In Yoruba land, some sub-ethnic group will not allow their children to marry from the Ijebu stock. The myth is that the Ijebu are fetish and can do anything for money. So for this ridiculous reason, love has been sacrificed. There is also the myth that Egba women are quick to abandon their husbands when things are tough. As a result of these, an Egba woman is no go area for some Yoruba. In the Southeast, some parts believe that they are the ‘superior’ Igbo.

What do we make of discrimination within the same town? Some towns are divided culturally into two, a situation which leads to what I once referred to as “one town, two people”. Loyalists of the two traditional rulers in such towns clash regularly and blood is shed. Yet, these are supposed to be one people.
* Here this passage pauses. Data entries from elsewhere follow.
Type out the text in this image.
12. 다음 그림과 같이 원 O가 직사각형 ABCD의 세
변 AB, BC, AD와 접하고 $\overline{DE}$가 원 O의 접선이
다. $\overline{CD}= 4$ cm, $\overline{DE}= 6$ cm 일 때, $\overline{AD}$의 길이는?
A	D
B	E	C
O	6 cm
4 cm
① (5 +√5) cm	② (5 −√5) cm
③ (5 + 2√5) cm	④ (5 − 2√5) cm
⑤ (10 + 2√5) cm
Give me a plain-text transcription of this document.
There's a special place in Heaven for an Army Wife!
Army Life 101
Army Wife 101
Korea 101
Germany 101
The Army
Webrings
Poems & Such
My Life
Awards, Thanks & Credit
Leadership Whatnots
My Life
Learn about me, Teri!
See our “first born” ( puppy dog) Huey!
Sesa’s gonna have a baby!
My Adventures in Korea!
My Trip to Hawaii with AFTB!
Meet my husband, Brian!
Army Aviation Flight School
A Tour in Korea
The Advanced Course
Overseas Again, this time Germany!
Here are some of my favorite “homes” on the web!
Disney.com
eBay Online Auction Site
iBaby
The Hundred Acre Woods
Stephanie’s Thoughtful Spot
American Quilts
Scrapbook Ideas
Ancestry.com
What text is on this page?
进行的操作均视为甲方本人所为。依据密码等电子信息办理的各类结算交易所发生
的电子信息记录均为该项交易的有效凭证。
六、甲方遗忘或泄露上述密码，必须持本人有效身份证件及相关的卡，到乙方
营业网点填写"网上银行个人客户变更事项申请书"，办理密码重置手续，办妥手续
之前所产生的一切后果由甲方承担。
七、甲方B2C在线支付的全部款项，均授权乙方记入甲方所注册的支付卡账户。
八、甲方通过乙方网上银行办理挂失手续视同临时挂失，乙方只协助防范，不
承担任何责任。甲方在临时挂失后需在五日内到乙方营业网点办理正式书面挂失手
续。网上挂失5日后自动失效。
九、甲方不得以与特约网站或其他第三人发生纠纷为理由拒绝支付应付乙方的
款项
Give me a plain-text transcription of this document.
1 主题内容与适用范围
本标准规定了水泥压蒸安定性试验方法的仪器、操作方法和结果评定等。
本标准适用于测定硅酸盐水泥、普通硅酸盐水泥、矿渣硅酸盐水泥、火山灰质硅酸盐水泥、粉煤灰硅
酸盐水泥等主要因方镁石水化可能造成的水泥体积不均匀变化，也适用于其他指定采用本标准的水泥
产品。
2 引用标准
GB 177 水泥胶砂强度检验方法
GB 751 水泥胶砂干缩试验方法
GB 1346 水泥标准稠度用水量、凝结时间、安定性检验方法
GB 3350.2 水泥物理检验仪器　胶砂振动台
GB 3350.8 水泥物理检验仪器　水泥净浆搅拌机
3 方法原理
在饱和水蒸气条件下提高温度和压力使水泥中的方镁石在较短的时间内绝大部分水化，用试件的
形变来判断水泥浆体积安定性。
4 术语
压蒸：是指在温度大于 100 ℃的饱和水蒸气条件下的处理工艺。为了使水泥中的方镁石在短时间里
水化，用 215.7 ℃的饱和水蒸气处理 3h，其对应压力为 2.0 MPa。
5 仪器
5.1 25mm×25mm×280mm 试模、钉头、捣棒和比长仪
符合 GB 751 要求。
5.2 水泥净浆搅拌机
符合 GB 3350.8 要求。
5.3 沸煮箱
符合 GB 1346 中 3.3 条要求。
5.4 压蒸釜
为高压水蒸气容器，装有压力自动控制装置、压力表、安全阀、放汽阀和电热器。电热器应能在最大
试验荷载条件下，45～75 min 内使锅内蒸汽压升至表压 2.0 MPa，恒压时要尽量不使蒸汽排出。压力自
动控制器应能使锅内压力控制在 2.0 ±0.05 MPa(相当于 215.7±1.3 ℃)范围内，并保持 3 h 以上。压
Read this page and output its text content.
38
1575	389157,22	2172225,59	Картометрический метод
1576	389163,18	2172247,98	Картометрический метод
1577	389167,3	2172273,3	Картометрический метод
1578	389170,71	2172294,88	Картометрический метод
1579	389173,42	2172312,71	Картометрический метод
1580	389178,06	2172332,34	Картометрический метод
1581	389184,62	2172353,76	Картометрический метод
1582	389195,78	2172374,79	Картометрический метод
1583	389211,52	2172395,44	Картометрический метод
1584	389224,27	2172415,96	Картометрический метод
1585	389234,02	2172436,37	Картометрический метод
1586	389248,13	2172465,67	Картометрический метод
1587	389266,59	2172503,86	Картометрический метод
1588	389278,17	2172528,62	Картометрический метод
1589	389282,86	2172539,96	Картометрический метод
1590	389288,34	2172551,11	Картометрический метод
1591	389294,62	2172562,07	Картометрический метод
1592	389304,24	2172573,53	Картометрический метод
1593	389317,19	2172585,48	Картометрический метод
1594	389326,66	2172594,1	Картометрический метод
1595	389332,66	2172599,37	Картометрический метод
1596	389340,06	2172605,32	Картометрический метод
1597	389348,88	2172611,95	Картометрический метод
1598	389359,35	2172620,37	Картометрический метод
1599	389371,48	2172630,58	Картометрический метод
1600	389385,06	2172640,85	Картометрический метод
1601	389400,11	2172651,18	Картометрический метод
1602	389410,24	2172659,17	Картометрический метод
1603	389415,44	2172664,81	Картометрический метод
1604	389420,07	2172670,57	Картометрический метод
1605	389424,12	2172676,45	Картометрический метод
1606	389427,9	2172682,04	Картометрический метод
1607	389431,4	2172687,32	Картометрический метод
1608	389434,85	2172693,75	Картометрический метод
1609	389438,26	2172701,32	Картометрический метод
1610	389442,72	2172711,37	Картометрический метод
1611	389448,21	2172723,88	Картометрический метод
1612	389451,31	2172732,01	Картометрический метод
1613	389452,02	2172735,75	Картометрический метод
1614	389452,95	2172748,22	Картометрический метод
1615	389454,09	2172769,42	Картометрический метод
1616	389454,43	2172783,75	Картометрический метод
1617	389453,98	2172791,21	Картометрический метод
They have been made two by tradition, which someone describes as “peer pressure from dead people”. The hatred dates back to ancestors who are long dead but their evil is living after them.

If people within the same town cannot accept one another, how can we blame people from different ethnic groups? But what really should matter is the fact that Nigeria is one country which needs all of us to work as one to get it out of the crossroads. We are in trouble and everybody is needed to run and help the area they are born or where they reside.

The tight corner that the challenge of state of origin has pushed us into has seen people committing perjury to claim a state that will help them get the best of every situation. Not a few have been known to claim Lagos today and shift to Ogun the next day. A sizeable number of students in our universities have had to pay a bribe to get documents showing they are from a catchment area. This would not have been the case if you are allowed to claim where you reside or were born, instead of where your ancestors hailed from. In states where governments pay bursaries to indigenes, forged documents are used by students to be eligible.

My final take: Nigeria is a super-important country and because of this, our primary healthcare system deserves utmost attention. Our education deserves the chunk of our energy and resources. There is no justification why the quality and funding of our education and primary health care system are below some countries with lower-income.

Our government should be responsive to our least-empowered citizens, and give more support for farmers to adapt to climate change’s worst effects. We can do better.